I have never thought for a single moment that this path would be
simple. I even support the critics of the politics of the “fait
accompli” that enlargement has been, and, I and many others, have
pleaded in favour of deepening before enlargement. Furthermore, not
even the “cultural difference” argument so often couched in
politically correct language but often dissimulating a more
xenophobic undertone, would constitute a sufficient reason to exclude
Turkey. In a decade or so, neither the EU nor Turkey will be or can
be what they are today. Turkey will have to integrate a Union
governed by the Constitutional Treaty, that, I hope, will have also
help us progress down the path of further communtarisation. This also
means that tomorrow’s Union will have increased the exigency it set
on itself and on candidate states. On the other hand, the Union will
also have foreseen the conditions of possibility of “absorption” of
such a large and populated country as Turkey, therefore not simply
comparable to previous enlargements

At this stage, I would like to make an important remark, especially
to my French friends: Turkey made its membership application and it
has been accepted unanimously. And as the Commission keeps on
repeating, there is no “Plan B”. To pretend this is not the case and
continue to seek engagement whilst giving the impression that a
“privileged partnership” is of value to Turkey, a state that has a
full customs union with the EU, is really taking people for a ride.

Therefore, I am convinced that the tomorrow’s European Council in
Brussels must give a precise date for the start of negotiations. Any
other decision would be entirely irresponsible.

When one considers the world we live in, in all its complexity, where
radical Islamic terrorism coincides with the Union’s attempts to
exist on the international scene and where Muslims minorities make up
an important section of our populations, the perspective of Turkish
membership is not only politically sound but above all a “win -win”
scenario. This is clearly the path that Turkey has followed over the
years and that it will continue, thereby continuing its cultural
evolution, affecting not only itself, but also Islam as well. This
does not allow us to downplay the negative effects that the hostility
felt against the perceived threat to national identity that Turkey’s
accession is having in certain member states. We cannot simply do as
if the “crusaders of national and cultural identity” had sung their
last psalm. In my mind, any attempt to glue back together the
symbolic orders within our societies should prevent the further
compartmentalisation of our societies and deal head on with the
identity crisis within them. This would prevent the use of such
concepts as “the people”; what does this mean?
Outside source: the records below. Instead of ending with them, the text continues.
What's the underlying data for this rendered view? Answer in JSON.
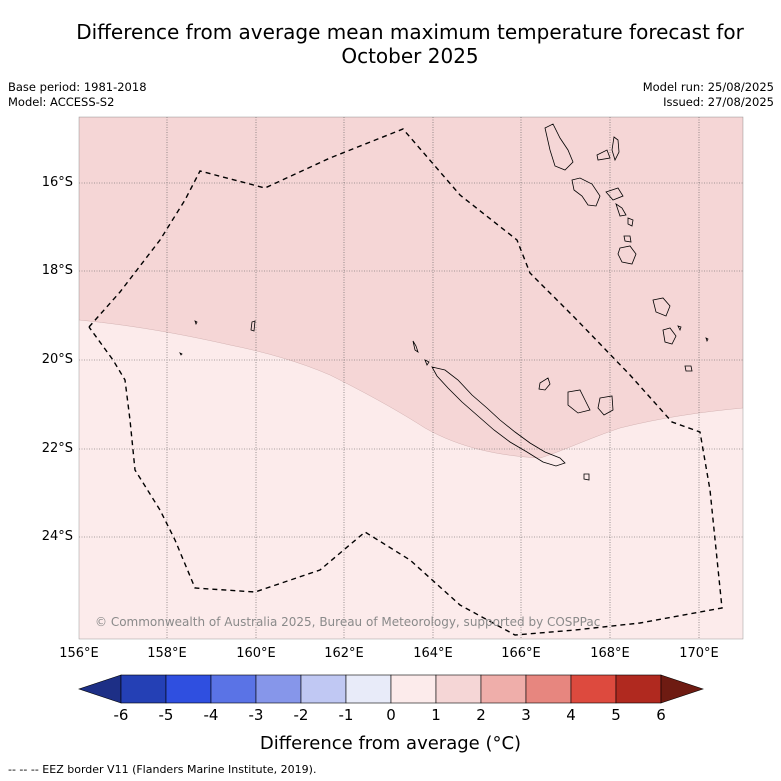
{
  "title_line1": "Difference from average mean maximum temperature forecast for",
  "title_line2": "October 2025",
  "base_period": "Base period: 1981-2018",
  "model": "Model: ACCESS-S2",
  "model_run": "Model run: 25/08/2025",
  "issued": "Issued: 27/08/2025",
  "map": {
    "lat_labels": [
      "16°S",
      "18°S",
      "20°S",
      "22°S",
      "24°S"
    ],
    "lon_labels": [
      "156°E",
      "158°E",
      "160°E",
      "162°E",
      "164°E",
      "166°E",
      "168°E",
      "170°E"
    ],
    "anomaly_categories": [
      {
        "range": "0 to 1 °C",
        "color": "#fcebeb"
      },
      {
        "range": "1 to 2 °C",
        "color": "#f5d6d6"
      }
    ],
    "copyright": "© Commonwealth of Australia 2025, Bureau of Meteorology, supported by COSPPac"
  },
  "colorbar": {
    "ticks": [
      "-6",
      "-5",
      "-4",
      "-3",
      "-2",
      "-1",
      "0",
      "1",
      "2",
      "3",
      "4",
      "5",
      "6"
    ],
    "colors": [
      "#1d2f86",
      "#2440b5",
      "#2f4fe0",
      "#5a73e6",
      "#8696ea",
      "#c0c8f3",
      "#e8ebf9",
      "#fcebeb",
      "#f5d6d6",
      "#efaeaa",
      "#e7867f",
      "#dd4a3e",
      "#b0291f",
      "#6e1b12"
    ],
    "label": "Difference from average (°C)"
  },
  "footnote": "--  --  -- EEZ border V11 (Flanders Marine Institute, 2019)."
}
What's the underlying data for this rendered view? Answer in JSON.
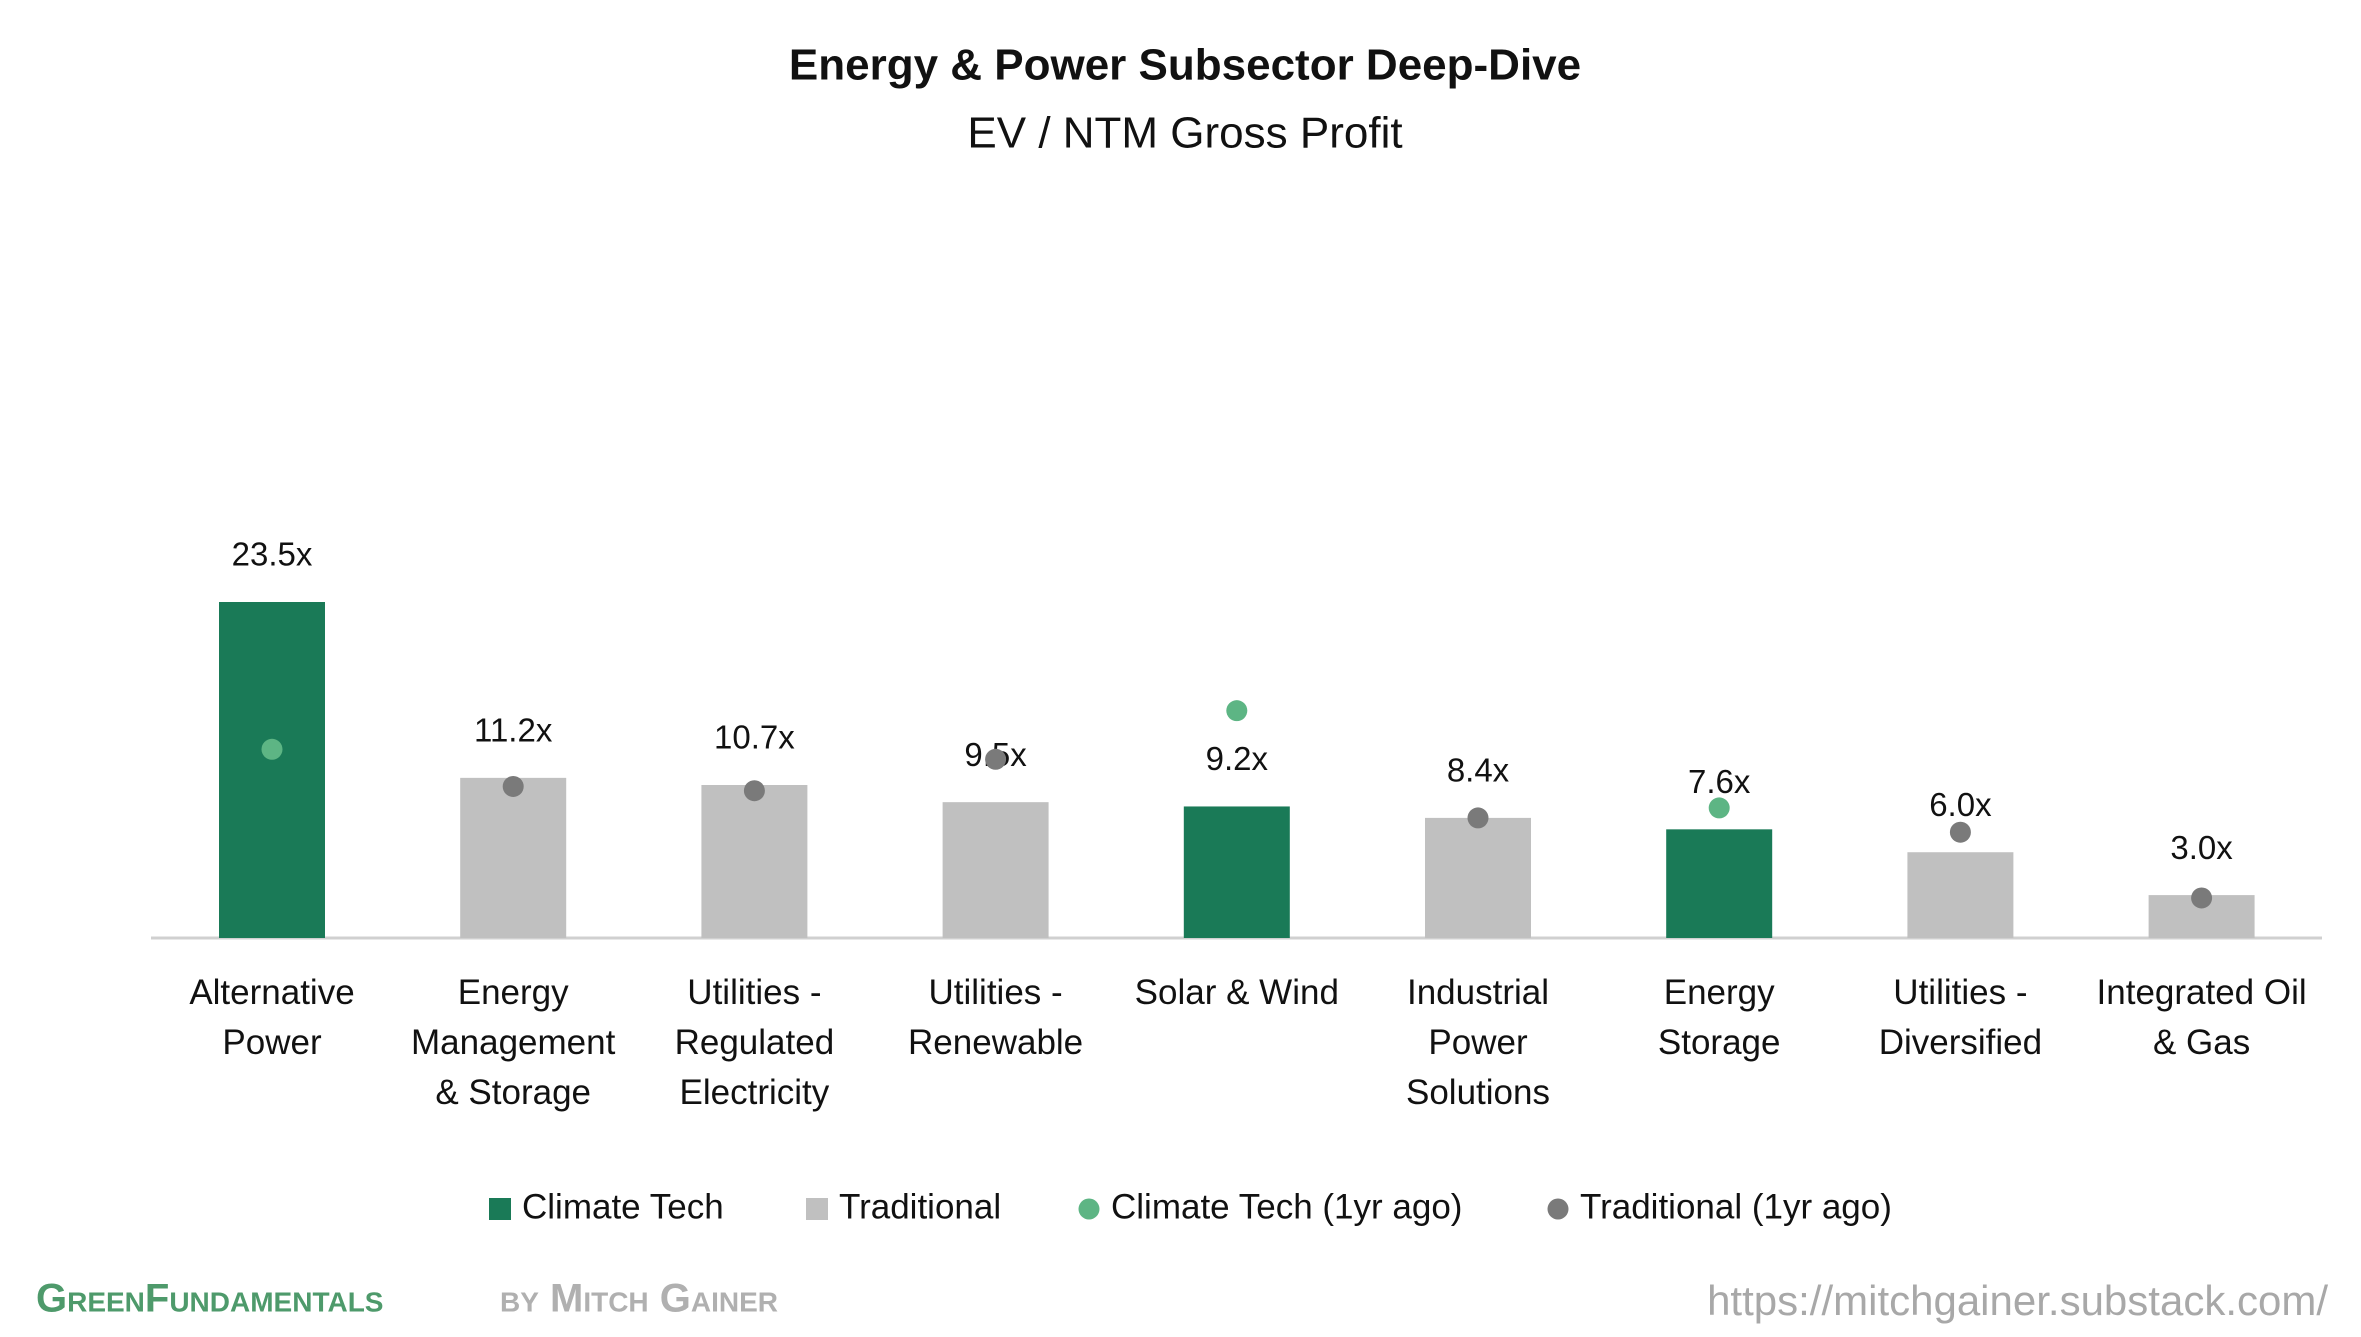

Do the Turks born in
Germany belong to the German ‘Volk’? What is the German People? How
far can we discriminate when we know that over 3 million Turks live
in the EU? One thing is clear, however: the viability of Turkey’s
integration into the EU depends on our ability to establish an open
debate and a pedagogy susceptible of unleashing the collective
imagination that is current bounds by backward reactions that I would
qualify as a pseudo-identity. This is not some replacement for
cultural relativism. This would, in effect, only lead to a dead end
for the recognition of both the specificities and the autonomy of
individuals and the universals principals given to us by Modernity,
which have since then become an integral part of our political
culture. In contrast, European culture has since many a year turned
its back on “revelatory” dogmas and has sufficiently integrated the
concepts of diversity in order to affirm itself through a dynamic
identity, capable of evolution. It is therefore up to us, in these
historic times, to exploit these resources at our disposal in order
to both live and believe ourselves an “open society”.